Photo : Bombardements israéliens sur Téhéran, 13 juin 2025 © Mohammadjavad Alikhani
Le 27 octobre 2023, l’armée israélienne a publié une vidéo d’animation prétendant révéler ce qui se cachait sous l’hôpital Al-Shifa, le plus grand complexe médical de Gaza. Elle montrait des tunnels souterrains, des bunkers et une salle de commandement du Hamas, le tout représenté à l’aide de graphismes 3D sophistiqués.
« Ces informations sont irréfutables », a insisté Mark Regev, alors conseiller principal du Premier ministre Benjamin Netanyahu, lors d’une interview accordée le même jour à CNN. « Elles sont basées sur des renseignements israéliens. »
Le premier raid israélien sur l’hôpital n’aura lieu qu’à la mi-novembre. Mais le récit était déjà établi. La vidéo a été diffusée simultanément sur les comptes Telegram, Facebook, YouTube, X et Instagram de l’armée. Sur le profil X de Netanyahu lui-même, il a été vu des dizaines de millions de fois. Au cours des semaines suivantes, des dizaines de médias internationaux l’ont rediffusé à leur propre public, accompagné invariablement de l’affirmation d’Israël selon laquelle l’hôpital servait de « base opérationnelle principale » du Hamas à Gaza.
Mais aucune base de ce type n’a jamais été découverte. De plus, la salle de commandement présentée dans la vidéo n’était pas unique ; elle était déjà apparue plus d’un an auparavant dans une autre animation publiée par l’armée israélienne, illustrant ce qu’elle disait être un tunnel sous une école de l’Office de secours et de travaux des Nations unies (UNRWA) à Gaza. Les rues environnantes dans la vidéo « Al-Shifa » étaient quant à elles peuplées de devantures de magasins provenant d’un pack d’éléments 3D commerciaux, regorgeant d’établissements fictifs tels que « Fabio’s Pizzeria », « Andre’s Bakery » et « Revolution Bike Shop ».
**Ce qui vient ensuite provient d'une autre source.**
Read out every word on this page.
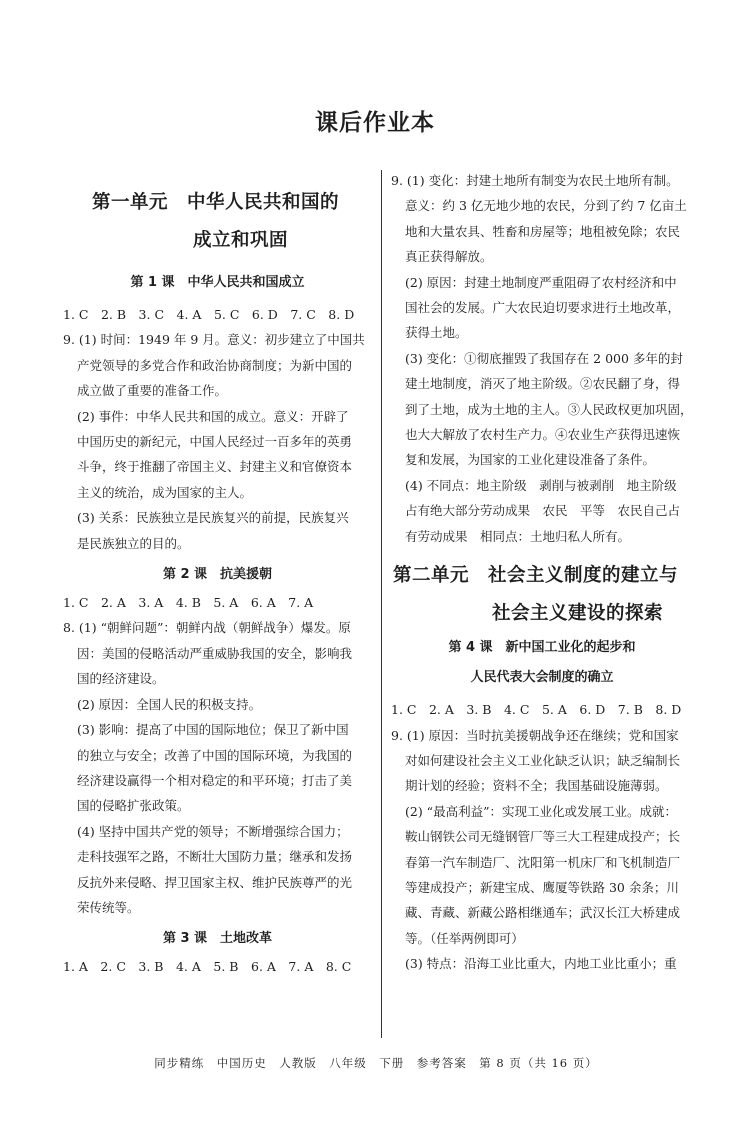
课后作业本
第一单元　中华人民共和国的
成立和巩固
第 1 课　中华人民共和国成立

1. C　2. B　3. C　4. A　5. C　6. D　7. C　8. D

9. (1) 时间：1949 年 9 月。意义：初步建立了中国共

产党领导的多党合作和政治协商制度；为新中国的

成立做了重要的准备工作。

(2) 事件：中华人民共和国的成立。意义：开辟了

中国历史的新纪元，中国人民经过一百多年的英勇

斗争，终于推翻了帝国主义、封建主义和官僚资本

主义的统治，成为国家的主人。

(3) 关系：民族独立是民族复兴的前提，民族复兴

是民族独立的目的。

第 2 课　抗美援朝

1. C　2. A　3. A　4. B　5. A　6. A　7. A

8. (1) “朝鲜问题”：朝鲜内战（朝鲜战争）爆发。原

因：美国的侵略活动严重威胁我国的安全，影响我

国的经济建设。

(2) 原因：全国人民的积极支持。

(3) 影响：提高了中国的国际地位；保卫了新中国

的独立与安全；改善了中国的国际环境，为我国的

经济建设赢得一个相对稳定的和平环境；打击了美

国的侵略扩张政策。

(4) 坚持中国共产党的领导；不断增强综合国力；

走科技强军之路，不断壮大国防力量；继承和发扬

反抗外来侵略、捍卫国家主权、维护民族尊严的光

荣传统等。

第 3 课　土地改革

1. A　2. C　3. B　4. A　5. B　6. A　7. A　8. C

9. (1) 变化：封建土地所有制变为农民土地所有制。

意义：约 3 亿无地少地的农民，分到了约 7 亿亩土

地和大量农具、牲畜和房屋等；地租被免除；农民

真正获得解放。

(2) 原因：封建土地制度严重阻碍了农村经济和中

国社会的发展。广大农民迫切要求进行土地改革，

获得土地。

(3) 变化：①彻底摧毁了我国存在 2 000 多年的封

建土地制度，消灭了地主阶级。②农民翻了身，得

到了土地，成为土地的主人。③人民政权更加巩固，

也大大解放了农村生产力。④农业生产获得迅速恢

复和发展，为国家的工业化建设准备了条件。

(4) 不同点：地主阶级　剥削与被剥削　地主阶级

占有绝大部分劳动成果　农民　平等　农民自己占

有劳动成果　相同点：土地归私人所有。

第二单元　社会主义制度的建立与
社会主义建设的探索
第 4 课　新中国工业化的起步和
人民代表大会制度的确立

1. C　2. A　3. B　4. C　5. A　6. D　7. B　8. D

9. (1) 原因：当时抗美援朝战争还在继续；党和国家

对如何建设社会主义工业化缺乏认识；缺乏编制长

期计划的经验；资料不全；我国基础设施薄弱。

(2) “最高利益”：实现工业化或发展工业。成就：

鞍山钢铁公司无缝钢管厂等三大工程建成投产；长

春第一汽车制造厂、沈阳第一机床厂和飞机制造厂

等建成投产；新建宝成、鹰厦等铁路 30 余条；川

藏、青藏、新藏公路相继通车；武汉长江大桥建成

等。（任举两例即可）

(3) 特点：沿海工业比重大，内地工业比重小；重

同步精练　中国历史　人教版　八年级　下册　参考答案　第 8 页（共 16 页）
L’animation « Al-Shifa » allait devenir l’un des exemples les plus notoires de la nouvelle stratégie de communication d’Israël en temps de guerre. Elle a également marqué le début d’une phase d’accélération de la production au sein de l’unité du porte-parole de l’armée israélienne : après n’avoir publié qu’une poignée de visualisations 3D avant le 7 octobre, l’unité a depuis diffusé des dizaines de vidéos similaires représentant des sites terroristes présumés à Gaza, au Liban, en Syrie et en Iran.
Au fil du temps, ces illustrations ont donné naissance à un style visuel distinct et cohérent. Elles commencent généralement par des images satellites, suivies de transitions vers des visualisations en 3D qui présentent souvent une vue en fil de fer radiographique d’une scène intérieure ou souterraine, entrecoupée d’images réelles prises par des drones lors de frappes aériennes ou de bombardements.
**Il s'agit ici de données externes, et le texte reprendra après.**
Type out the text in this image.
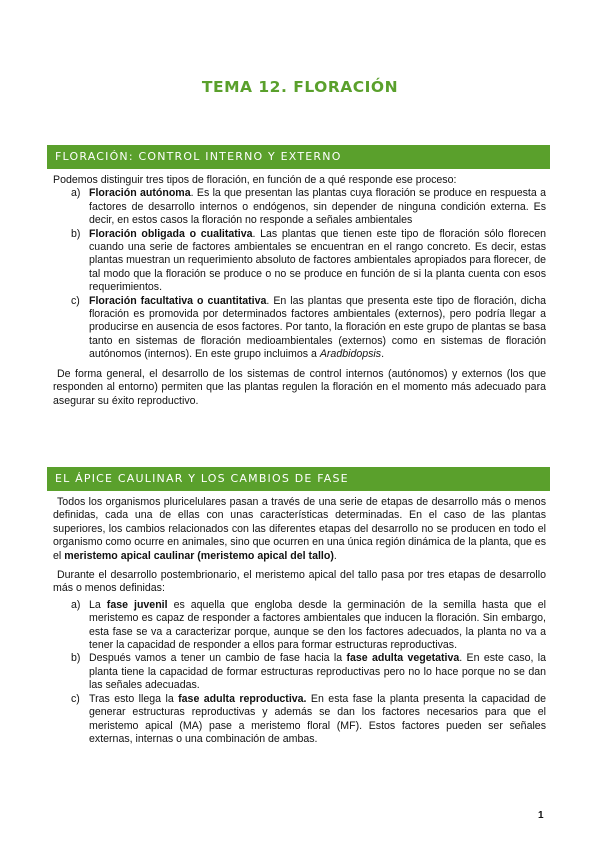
TEMA 12. FLORACIÓN
FLORACIÓN: CONTROL INTERNO Y EXTERNO

Podemos distinguir tres tipos de floración, en función de a qué responde ese proceso:

a) Floración autónoma. Es la que presentan las plantas cuya floración se produce en respuesta a factores de desarrollo internos o endógenos, sin depender de ninguna condición externa. Es decir, en estos casos la floración no responde a señales ambientales
b) Floración obligada o cualitativa. Las plantas que tienen este tipo de floración sólo florecen cuando una serie de factores ambientales se encuentran en el rango concreto. Es decir, estas plantas muestran un requerimiento absoluto de factores ambientales apropiados para florecer, de tal modo que la floración se produce o no se produce en función de si la planta cuenta con esos requerimientos.
c) Floración facultativa o cuantitativa. En las plantas que presenta este tipo de floración, dicha floración es promovida por determinados factores ambientales (externos), pero podría llegar a producirse en ausencia de esos factores. Por tanto, la floración en este grupo de plantas se basa tanto en sistemas de floración medioambientales (externos) como en sistemas de floración autónomos (internos). En este grupo incluimos a Aradbidopsis.

De forma general, el desarrollo de los sistemas de control internos (autónomos) y externos (los que responden al entorno) permiten que las plantas regulen la floración en el momento más adecuado para asegurar su éxito reproductivo.

EL ÁPICE CAULINAR Y LOS CAMBIOS DE FASE

Todos los organismos pluricelulares pasan a través de una serie de etapas de desarrollo más o menos definidas, cada una de ellas con unas características determinadas. En el caso de las plantas superiores, los cambios relacionados con las diferentes etapas del desarrollo no se producen en todo el organismo como ocurre en animales, sino que ocurren en una única región dinámica de la planta, que es el meristemo apical caulinar (meristemo apical del tallo).

Durante el desarrollo postembrionario, el meristemo apical del tallo pasa por tres etapas de desarrollo más o menos definidas:

a) La fase juvenil es aquella que engloba desde la germinación de la semilla hasta que el meristemo es capaz de responder a factores ambientales que inducen la floración. Sin embargo, esta fase se va a caracterizar porque, aunque se den los factores adecuados, la planta no va a tener la capacidad de responder a ellos para formar estructuras reproductivas.
b) Después vamos a tener un cambio de fase hacia la fase adulta vegetativa. En este caso, la planta tiene la capacidad de formar estructuras reproductivas pero no lo hace porque no se dan las señales adecuadas.
c) Tras esto llega la fase adulta reproductiva. En esta fase la planta presenta la capacidad de generar estructuras reproductivas y además se dan los factores necesarios para que el meristemo apical (MA) pase a meristemo floral (MF). Estos factores pueden ser señales externas, internas o una combinación de ambas.
1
Le mélange de ces éléments donne l’impression d’une continuité factuelle sans faille. Mais au lieu de révéler des vérités cachées — comme l’affirment les responsables militaires israéliens et comme le relaient volontiers les médias internationaux —, les visualisations les brouillent en réalité.
Une enquête menée pendant plusieurs mois par +972 Magazine et Local Call, en collaboration avec le collectif de recherche Viewfinder, le réseau suisse SRF et le média écossais The Ferret, a analysé 43 animations produites par l’armée israélienne depuis le 7 octobre et a révélé que beaucoup d’entre elles contiennent de graves inexactitudes spatiales ou des éléments préfabriqués provenant non pas de renseignements classifiés, mais plutôt de bibliothèques commerciales, de créateurs de contenu et d’institutions culturelles.
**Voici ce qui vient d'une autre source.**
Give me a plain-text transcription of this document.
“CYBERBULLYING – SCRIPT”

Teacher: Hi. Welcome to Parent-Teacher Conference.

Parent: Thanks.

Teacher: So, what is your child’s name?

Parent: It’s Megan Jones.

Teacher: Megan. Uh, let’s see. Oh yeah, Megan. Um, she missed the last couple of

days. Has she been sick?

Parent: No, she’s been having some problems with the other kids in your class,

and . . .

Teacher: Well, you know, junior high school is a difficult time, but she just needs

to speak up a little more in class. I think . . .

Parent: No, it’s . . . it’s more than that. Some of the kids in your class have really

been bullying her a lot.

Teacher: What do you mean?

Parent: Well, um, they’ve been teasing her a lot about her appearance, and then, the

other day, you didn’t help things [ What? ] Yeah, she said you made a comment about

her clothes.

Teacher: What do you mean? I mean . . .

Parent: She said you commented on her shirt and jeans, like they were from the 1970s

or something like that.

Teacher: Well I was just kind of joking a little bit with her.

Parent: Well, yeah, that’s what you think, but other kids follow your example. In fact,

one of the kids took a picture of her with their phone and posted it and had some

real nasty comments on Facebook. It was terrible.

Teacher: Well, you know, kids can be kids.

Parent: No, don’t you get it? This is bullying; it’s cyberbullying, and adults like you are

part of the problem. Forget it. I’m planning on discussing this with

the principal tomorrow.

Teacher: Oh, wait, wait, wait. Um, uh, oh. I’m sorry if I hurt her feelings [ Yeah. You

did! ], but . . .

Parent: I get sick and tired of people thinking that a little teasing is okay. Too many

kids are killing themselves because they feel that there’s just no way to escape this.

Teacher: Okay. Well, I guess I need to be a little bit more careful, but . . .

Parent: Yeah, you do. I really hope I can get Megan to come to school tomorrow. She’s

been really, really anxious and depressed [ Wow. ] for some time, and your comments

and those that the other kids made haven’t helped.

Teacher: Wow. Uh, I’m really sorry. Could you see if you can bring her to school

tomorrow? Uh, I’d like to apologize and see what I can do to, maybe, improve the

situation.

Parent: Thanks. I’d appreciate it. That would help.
Des entretiens avec des soldats impliqués dans la production de ces vidéos ont permis de mieux comprendre comment l’armée privilégie la valeur esthétique des animations plutôt que leur exactitude, tandis que les animateurs embellissent régulièrement les images afin de souligner une menace supposée.
Il en résulte une campagne de communication qui imite les graphiques des reconstitutions médico-légales afin de légitimer les frappes militaires sur les infrastructures civiles. Et comme la plupart des sites représentés dans les animations de l’armée restent inaccessibles aux journalistes et aux chercheurs, et que beaucoup ont été détruits ou démolis, les allégations illustrées d’Israël défient toute vérification.
« Ils ont l’air sexy et professionnels »
La plupart, voire la totalité, de ces animations sont produites en interne par une équipe dédiée au sein de la branche production et médias de l’unité du porte-parole de l’armée israélienne, composée d’une poignée de soldats seulement. Les anciens membres la surnomment « After Effects Cell », en référence à un logiciel de création graphique populaire développé par la société américaine Adobe. L’équipe est composée de concepteurs de mouvements, de modélisateurs 3D et d’animateurs qui travaillent principalement avec les produits Adobe, mais qui utilisent également des logiciels open source tels que Blender.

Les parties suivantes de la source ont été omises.